Hava buz gibi. Ve ben seni düşünüyorum. Gözleriminin önüne yüzünü getirmeye çalışıyorum. Gülüşünü, bana bakışını… boncuk gözlerinin pırıltısını. En çok da mavi beyaz gözlerini. Seni hatırlamaya çalıştıkça üşüyorum. Soğuk izin vermiyor. Düşüncelerimin gardiyanı olmuş. Karlar arasından çıkışına izin vermiyor. Ve ben üşüyorum, seni düşünemiyorum. En son telefon konuşmamız hala kulaklarımda çınlıyor. “sen aşık mısın o zaman?” diyorsun. Hava çok soğuk. Usulca uykuya dalıyorum. Karlar arasında bembeyaz bir cehennem çukurunda uykuya dalıyorum.

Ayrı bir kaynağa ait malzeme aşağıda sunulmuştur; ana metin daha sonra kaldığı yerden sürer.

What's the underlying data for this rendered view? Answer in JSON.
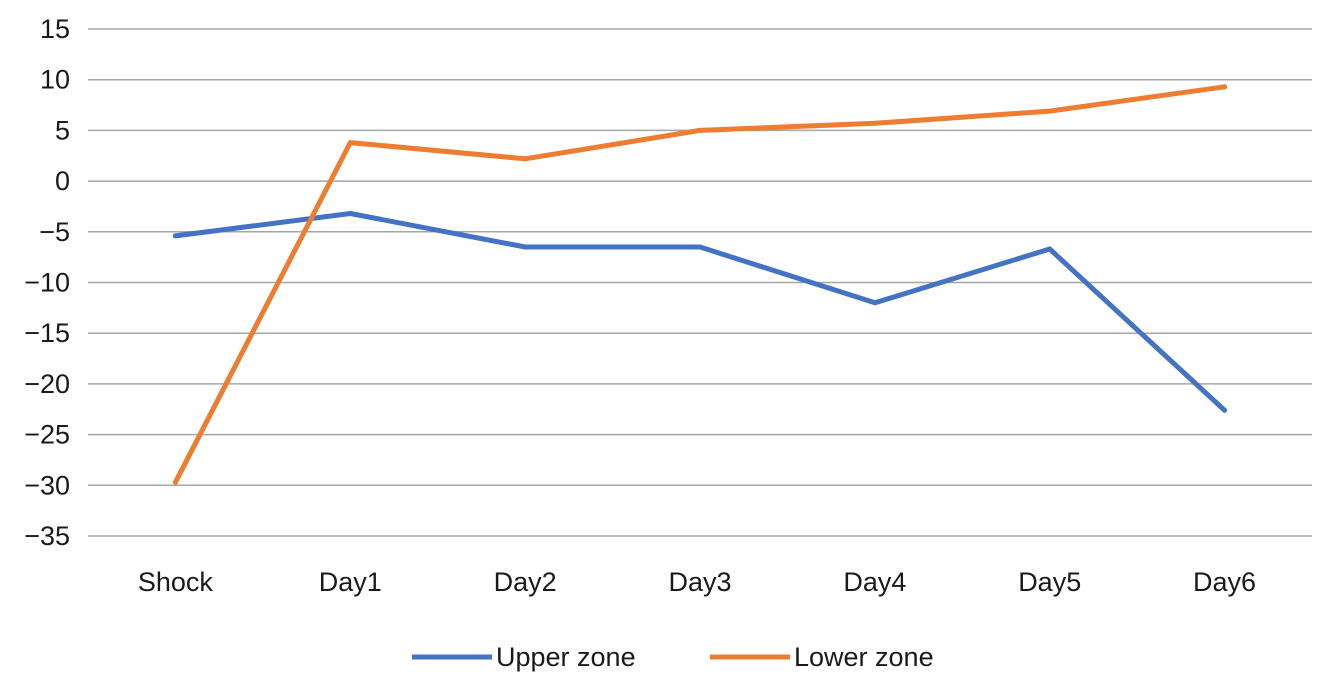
{
  "chart_data": {
    "type": "line",
    "title": "",
    "xlabel": "",
    "ylabel": "",
    "categories": [
      "Shock",
      "Day1",
      "Day2",
      "Day3",
      "Day4",
      "Day5",
      "Day6"
    ],
    "ylim": [
      -35,
      15
    ],
    "yticks": [
      15,
      10,
      5,
      0,
      -5,
      -10,
      -15,
      -20,
      -25,
      -30,
      -35
    ],
    "ytick_labels": [
      "15",
      "10",
      "5",
      "0",
      "−5",
      "−10",
      "−15",
      "−20",
      "−25",
      "−30",
      "−35"
    ],
    "grid": "horizontal",
    "legend_position": "bottom",
    "series": [
      {
        "name": "Upper zone",
        "color": "#4472c4",
        "values": [
          -5.4,
          -3.2,
          -6.5,
          -6.5,
          -12.0,
          -6.7,
          -22.6
        ]
      },
      {
        "name": "Lower zone",
        "color": "#ed7d31",
        "values": [
          -29.7,
          3.8,
          2.2,
          5.0,
          5.7,
          6.9,
          9.3
        ]
      }
    ]
  }
}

Ve sen yanımdan geçip gidiyorsun. Beni görmüyorsun. Geçip gidiyorsun umarsızca. Ama ben seni düşünüyorum. “ben sana aşık değilim ki” deyişini defalarca tekrarlıyorum. b e n s a n a a ş ı k d e ğ i l i m k i

(burada ayağa kalkarak)

Ben sana aşık değilim ki!

(sesini alçaltarak adeta fısıldar gibi)

Oysa ben sana köpekler gibi aşığım. Aşığım.

(artık sakinleşmiş bir halde, biraz daha kendinde olarak; üst başına çeki düzen vererek)

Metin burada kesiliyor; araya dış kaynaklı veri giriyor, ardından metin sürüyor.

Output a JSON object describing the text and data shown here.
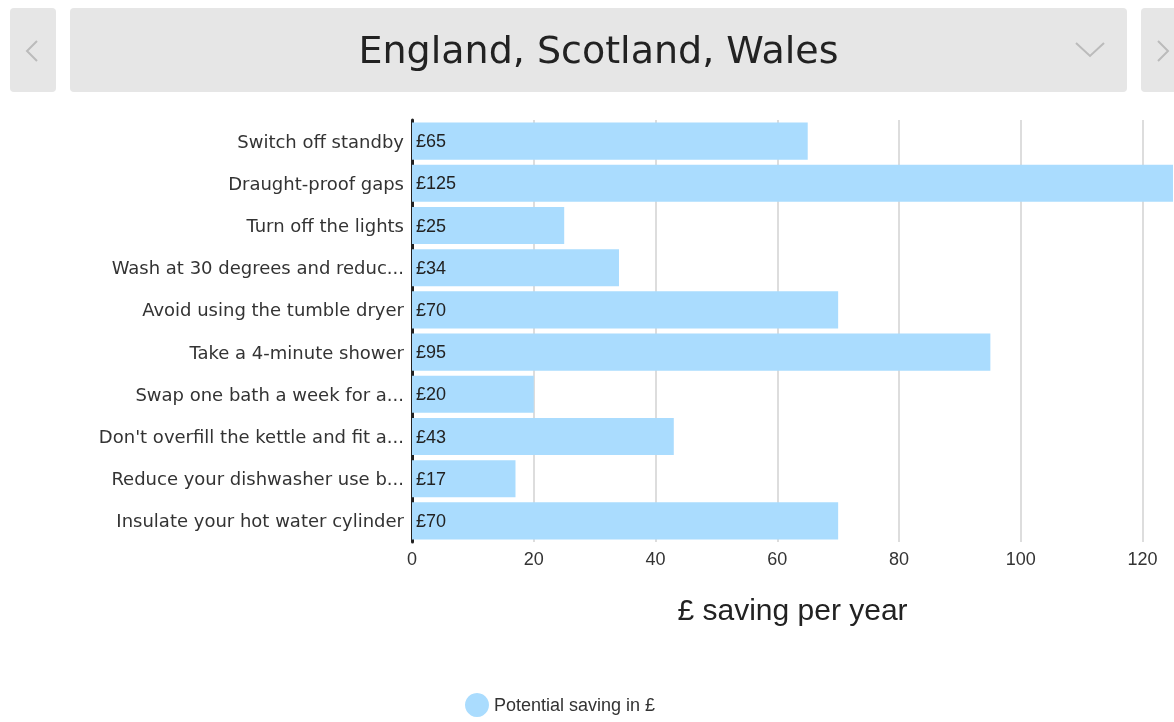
{
  "chart_data": {
    "type": "bar",
    "orientation": "horizontal",
    "title": "England, Scotland, Wales",
    "xlabel": "£ saving per year",
    "categories": [
      "Switch off standby",
      "Draught-proof gaps",
      "Turn off the lights",
      "Wash at 30 degrees and reduc...",
      "Avoid using the tumble dryer",
      "Take a 4-minute shower",
      "Swap one bath a week for a...",
      "Don't overfill the kettle and fit a...",
      "Reduce your dishwasher use b...",
      "Insulate your hot water cylinder"
    ],
    "series": [
      {
        "name": "Potential saving in £",
        "color": "#aadcfe",
        "values": [
          65,
          125,
          25,
          34,
          70,
          95,
          20,
          43,
          17,
          70
        ],
        "value_labels": [
          "£65",
          "£125",
          "£25",
          "£34",
          "£70",
          "£95",
          "£20",
          "£43",
          "£17",
          "£70"
        ]
      }
    ],
    "xlim": [
      0,
      125
    ],
    "xticks": [
      0,
      20,
      40,
      60,
      80,
      100,
      120
    ],
    "grid": "x",
    "legend": "bottom"
  }
}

Yarın benimsin. Sahildeki çay bahçesinde simidimizi alıp beraber yudumlayacağız, ince belli bardaktaki çayımızı. Martılara son lokmamızı, elimi tutarak atacaksın. Sevinç çığlıkları atacak martı ve biz onu dinleyeceğiz birlikte. Sonra , sahil boyu yürüyeceğiz el ele.(sanki kolunda sevgilisi varmış gibi sahnede yürür sevinçle) Martılar bize eşlik edecek dalgalara aldırmadan. İskeledeki amcadan pamuk şeker alacağız. Çocukluğumuzun tadını bulmayı umarak. Bir sen bir ben pamuk şekeri lokma lokma dilimizin üstünde eriteceğiz. Sevgimizi elimize alıp gökyüzüne sunacağız. Biraz bulutların mavisinden biraz da denizin beyazından alıp sevgimize katacağız dalga dalga. Attığımız her adımda adımızı yazacağız taşlara.

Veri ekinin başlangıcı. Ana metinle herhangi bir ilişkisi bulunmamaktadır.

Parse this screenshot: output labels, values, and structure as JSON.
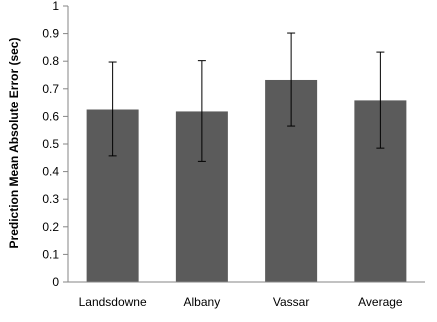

Yarın benimsin. Geleceğim gözlerine bakmaya kıyamadığım yarim. Yanında olacağım. Bekle beni mavi beyaz gözlü yarim. Beraber uçuracağız umutlarımızı,  gökyüzüne sunacağız ellerimizle. Bekle beni.

( haykırarak) Sevgi dolu yüreğinden öpmek için geleceğim.